L'accord conclu à Genève sur l'Ukraine permet à la Russie d'échapper à de nouvelles sanctions, mais ne lève pas la menace d'une escalade du conflit, soulignaient vendredi des analystes.

À la surprise générale, les discussions quadripartites - UE, É.-U., Ukraine, Russie- de Genève se sont achevées jeudi sur l'annonce d'un accord, qui prévoit notamment le désarmement des groupes armés illégaux et l'évacuation des bâtiments occupés dans les villes ukrainiennes.

Mais nombre d'observateurs restent sceptiques sur les intentions de la Russie.

Le président américain Barack Obama a lui-même déclaré n'avoir aucune certitude quant au fait qu'il permette une désescalade sur le terrain.

Il a prévenu que d'autres sanctions américaines et européennes seraient prises, en cas d'impasse, à l'encontre de Moscou, accusé par les autorités de Kiev et l'Occident d'orchestrer les troubles dans l'est du pays, où se font face forces armées ukrainiennes et insurgés pro-russes.

«Au final, tous ceux qui ont signé le texte peuvent l'interpréter à leur avantage. Il n'y a aucune garantie qu'il sera respecté par ceux qui l'ont signé», estime Sergueï Mikheev, un analyste indépendant.

«C'est un premier pas, mais cela peut aussi être le dernier», met-il en garde, tout en soulignant que la Russie avait cependant tout intérêt à sa mise en oeuvre.

«La Russie a participé aux discussions de Genève, car elle ne veut pas d'une guerre civile en Ukraine. La Russie serait alors impliquée dans ce conflit et elle n'en a pas besoin», explique M. Mikheev.

«La crise ukrainienne pourrait être le détonateur de la crise russe», renchérit Viktor Kremeniouk, de l'Institut USA-Canada de Moscou.

Sur le plan économique, la Russie est en effet dans une position fragile. Sa croissance ne cesse de ralentir et le phénomène s'est nettement aggravé en mars en raison de la confrontation avec les pays occidentaux qui a suivi le rattachement de la Crimée, et de l'adoption de premières sanctions.

Pour l'instant, celles-ci ciblent surtout des personnalités, et quelques institutions financières.
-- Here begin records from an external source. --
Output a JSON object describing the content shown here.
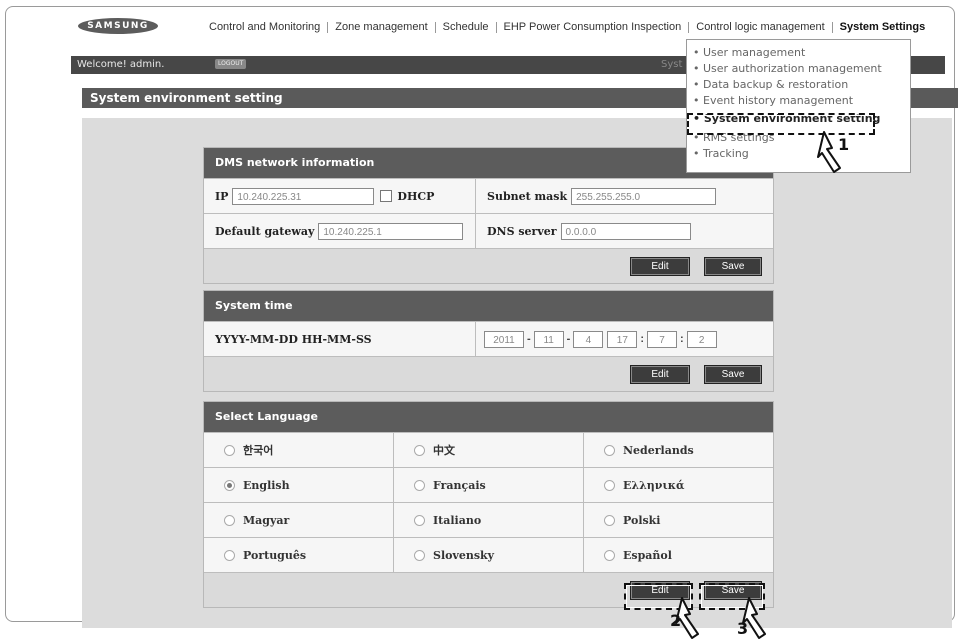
{
  "brand": {
    "logo": "SAMSUNG"
  },
  "nav": {
    "items": [
      "Control and Monitoring",
      "Zone management",
      "Schedule",
      "EHP Power Consumption Inspection",
      "Control logic management",
      "System Settings"
    ]
  },
  "session": {
    "welcome": "Welcome! admin.",
    "logout": "LOGOUT",
    "right_text": "Syst"
  },
  "page_title": "System environment setting",
  "dropdown": {
    "items": [
      "User management",
      "User authorization management",
      "Data backup & restoration",
      "Event history management",
      "System environment setting",
      "RMS settings",
      "Tracking"
    ]
  },
  "network": {
    "title": "DMS network information",
    "ip_label": "IP",
    "ip_value": "10.240.225.31",
    "dhcp_label": "DHCP",
    "subnet_label": "Subnet mask",
    "subnet_value": "255.255.255.0",
    "gateway_label": "Default gateway",
    "gateway_value": "10.240.225.1",
    "dns_label": "DNS server",
    "dns_value": "0.0.0.0",
    "edit_label": "Edit",
    "save_label": "Save"
  },
  "time": {
    "title": "System time",
    "format_label": "YYYY-MM-DD HH-MM-SS",
    "year": "2011",
    "month": "11",
    "day": "4",
    "hour": "17",
    "minute": "7",
    "second": "2",
    "dash": "-",
    "colon": ":",
    "edit_label": "Edit",
    "save_label": "Save"
  },
  "language": {
    "title": "Select Language",
    "options": [
      "한국어",
      "中文",
      "Nederlands",
      "English",
      "Français",
      "Ελληνικά",
      "Magyar",
      "Italiano",
      "Polski",
      "Português",
      "Slovensky",
      "Español"
    ],
    "selected": "English",
    "edit_label": "Edit",
    "save_label": "Save"
  },
  "callouts": [
    "1",
    "2",
    "3"
  ]
}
Mais l'Occident ne cesse d'agiter la menace de sanctions pénalisant plus largement l'économie russe, encore très dépendante de ses exportations d'hydrocarbures, notamment vers l'Union européenne.

Un répit pour la Russie

Les analystes estiment que la Russie a aussi cherché un terrain d'entente sur la crise en Ukraine pour éloigner la menace de nouvelles sanctions, aux conséquences potentiellement dramatiques.

Avec l'accord de Genève, l'Occident peut se dire «qu'il y a eu des progrès et donc que la question d'éventuelles nouvelles sanctions contre la Russie ne se pose plus», estime Maria Lipman, de l'antenne moscovite du centre Carnegie.

«C'est dans l'intérêt russe d'éviter de sévères sanctions sur des secteurs de son économie. La Russie bénéficie d'un répit», poursuit-elle.

Pour autant, l'accord ne lève en rien la menace d'une «escalade», temporise-t-elle, d'autant plus que l'accord n'est en rien contraignant pour Moscou, qui selon l'OTAN a massé près de 40 000 hommes à la frontière avec l'Ukraine.

Le document signé n'évoque en effet pas cette question ni le rattachement de la Crimée au territoire russe au mois de mars.

Or, Moscou a multiplié ces derniers jours les déclarations incisives, le président Vladimir Poutine lançant une nouvelle fois jeudi la menace voilée d'un recours à la force en Ukraine.

Lors d'une séance de questions-réponses télévisée de plus de quatre heures jeudi, Vladimir Poutine a fait référence à l'appartenance jadis à l'empire russe des villes aujourd'hui ukrainiennes de Kharkiv, Lougansk, Donetsk, Kherson, Mykolaïv ou Odessa.

«C'est important que les différentes parties aient montré leur volonté de normaliser la situation (en Ukraine, ndlr). Mais les réponses de Poutine hier ont maintenu les inquiétudes», conclut Mme Lipman.